DFG FOR 816 - HU 636/13-1

From 02/2007 to 12/2010

Principal Investigator: Bernd Huwe
Staff: Mareike LieƟ, Bruno Glaser

Natural disturbances such as landslides have an important affect on biodiversity, pedodiversity and landscape development in the tropical montane forests of Southern Ecuador. Thus, understanding landslides is a precondition for understanding this megadiverse landscape. Our project aims at understanding and predicting the spatiotemporal patterns of landslides based on their abiotic and biotic controls, i.e. terrain and soil properties as well as plant biomass and root cohesion. We hypothesize that the spatiotemporal distribution of shallow landslides is controlled by soil mechanical and hydrological factors in combination with stabilizing and destabilizing factors of above and belowground vegetation.
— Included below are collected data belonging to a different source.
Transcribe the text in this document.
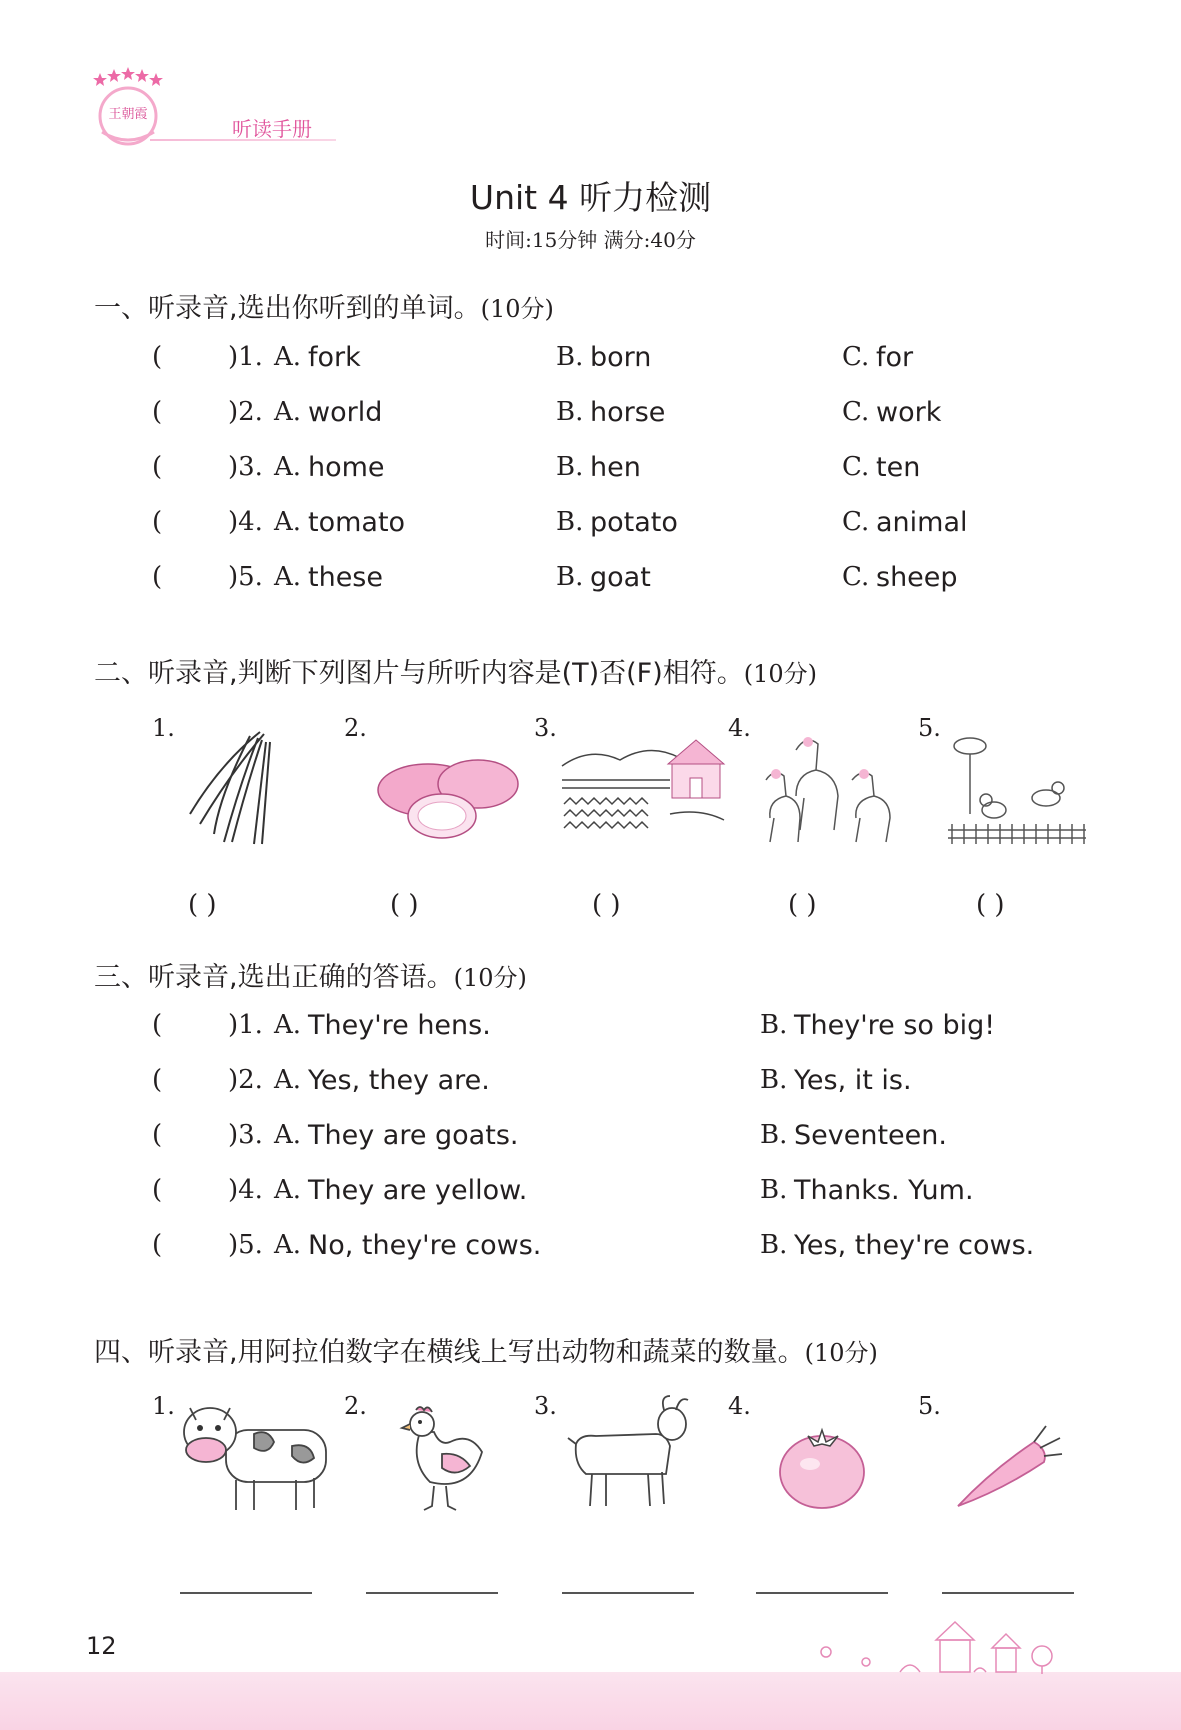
王朝霞
听读手册
Unit 4 听力检测
时间:15分钟 满分:40分
一、听录音,选出你听到的单词。(10分)
(	)1. A. fork	B. born	C. for
(	)2. A. world	B. horse	C. work
(	)3. A. home	B. hen	C. ten
(	)4. A. tomato	B. potato	C. animal
(	)5. A. these	B. goat	C. sheep
二、听录音,判断下列图片与所听内容是(T)否(F)相符。(10分)
1.	2.	3.	4.	5.
( )	( )	( )	( )	( )
三、听录音,选出正确的答语。(10分)
(	)1. A. They're hens.	B. They're so big!
(	)2. A. Yes, they are.	B. Yes, it is.
(	)3. A. They are goats.	B. Seventeen.
(	)4. A. They are yellow.	B. Thanks. Yum.
(	)5. A. No, they're cows.	B. Yes, they're cows.
四、听录音,用阿拉伯数字在横线上写出动物和蔬菜的数量。(10分)
1.	2.	3.	4.	5.
12
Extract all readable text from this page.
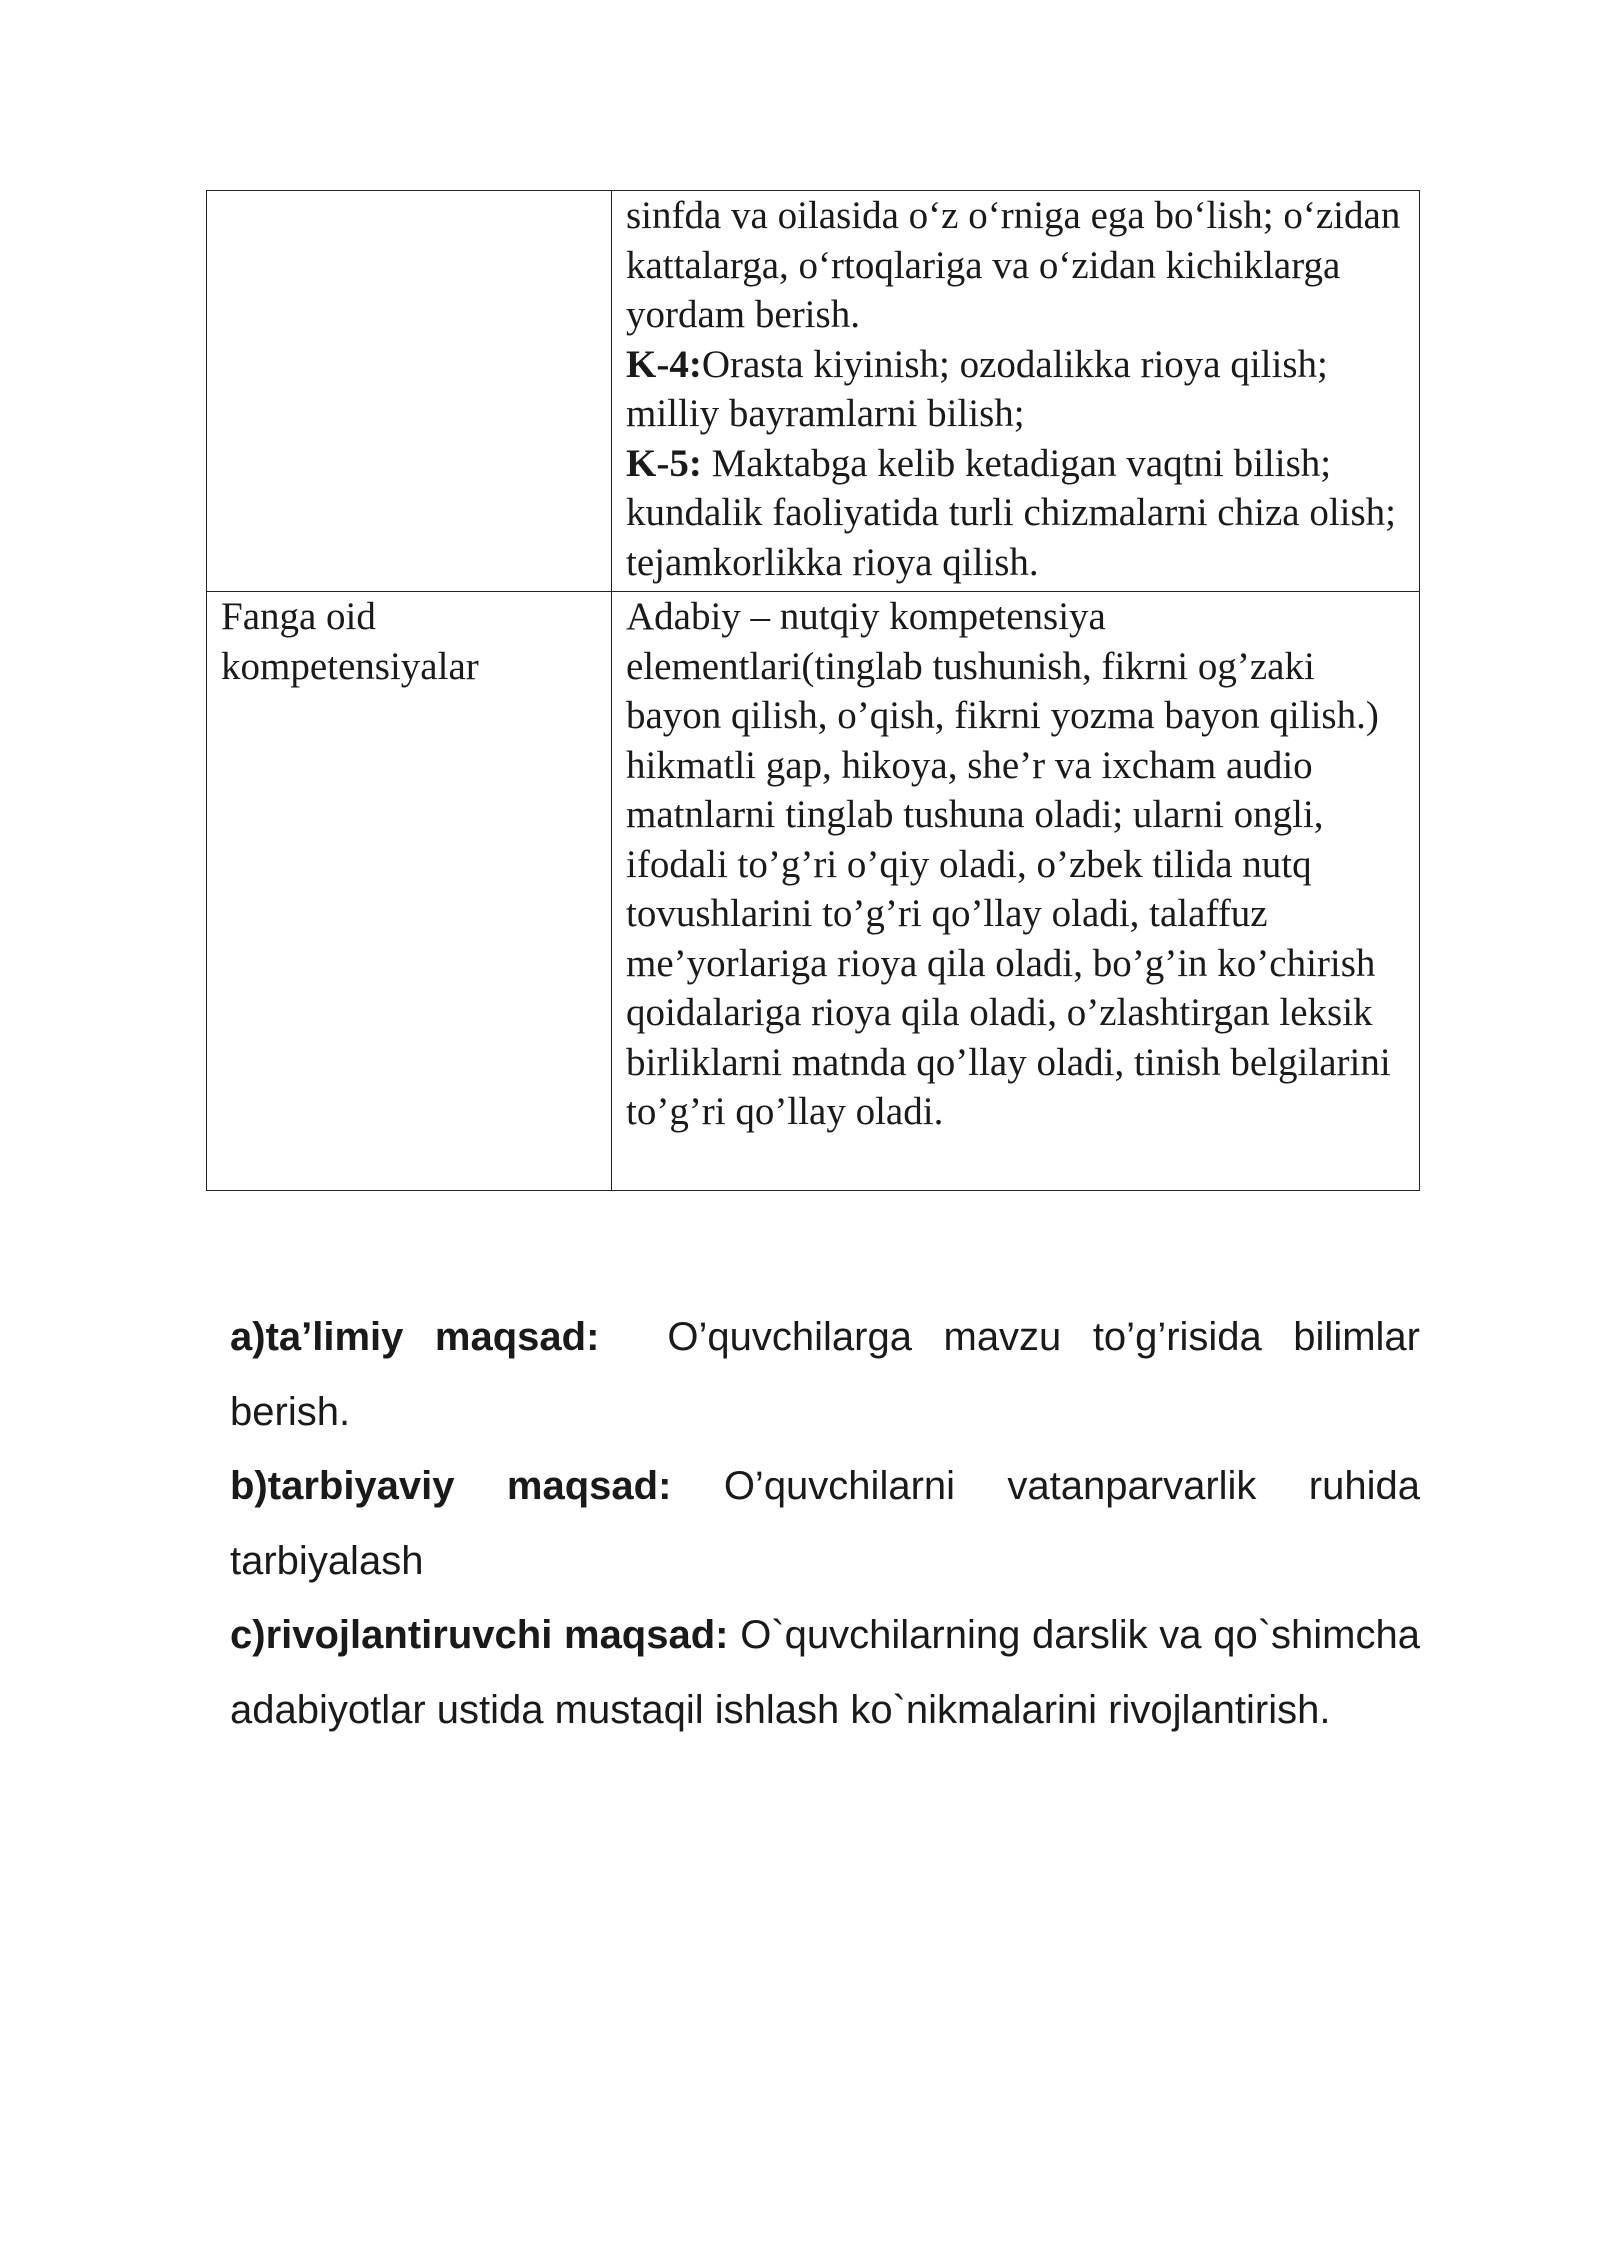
	sinfda va oilasida o‘z o‘rniga ega bo‘lish; o‘zidan kattalarga, o‘rtoqlariga va o‘zidan kichiklarga yordam berish.
K-4:Orasta kiyinish; ozodalikka rioya qilish; milliy bayramlarni bilish;
K-5: Maktabga kelib ketadigan vaqtni bilish; kundalik faoliyatida turli chizmalarni chiza olish; tejamkorlikka rioya qilish.

Fanga oid kompetensiyalar	Adabiy – nutqiy kompetensiya elementlari(tinglab tushunish, fikrni og’zaki bayon qilish, o’qish, fikrni yozma bayon qilish.) hikmatli gap, hikoya, she’r va ixcham audio matnlarni tinglab tushuna oladi; ularni ongli, ifodali to’g’ri o’qiy oladi, o’zbek tilida nutq tovushlarini to’g’ri qo’llay oladi, talaffuz me’yorlariga rioya qila oladi, bo’g’in ko’chirish qoidalariga rioya qila oladi, o’zlashtirgan leksik birliklarni matnda qo’llay oladi, tinish belgilarini to’g’ri qo’llay oladi.

a)ta’limiy maqsad: O’quvchilarga mavzu to’g’risida bilimlar berish.

b)tarbiyaviy maqsad: O’quvchilarni vatanparvarlik ruhida tarbiyalash

c)rivojlantiruvchi maqsad: O`quvchilarning darslik va qo`shimcha adabiyotlar ustida mustaqil ishlash ko`nikmalarini rivojlantirish.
Identifying the spatiotemporal patterns of all driving factors on landscape scale is a prerequisite for a process-based assessment of landslide patterns and dynamics. Therefore, we develop process-based models of forest dynamics and we regionalize terrain attributes, soil properties and hydrological factors by soil landscape modelling. The resulting information serves as static and dynamic predictors in a spatially-explicit, dynamic landscape model based on soil stability model theory. This landscape model helps to understand the interplay of the main drivers and predicts the spatiotemporal distribution of landslides along with their implications on habitat dynamics, biodiversity, risk assessment and forest management.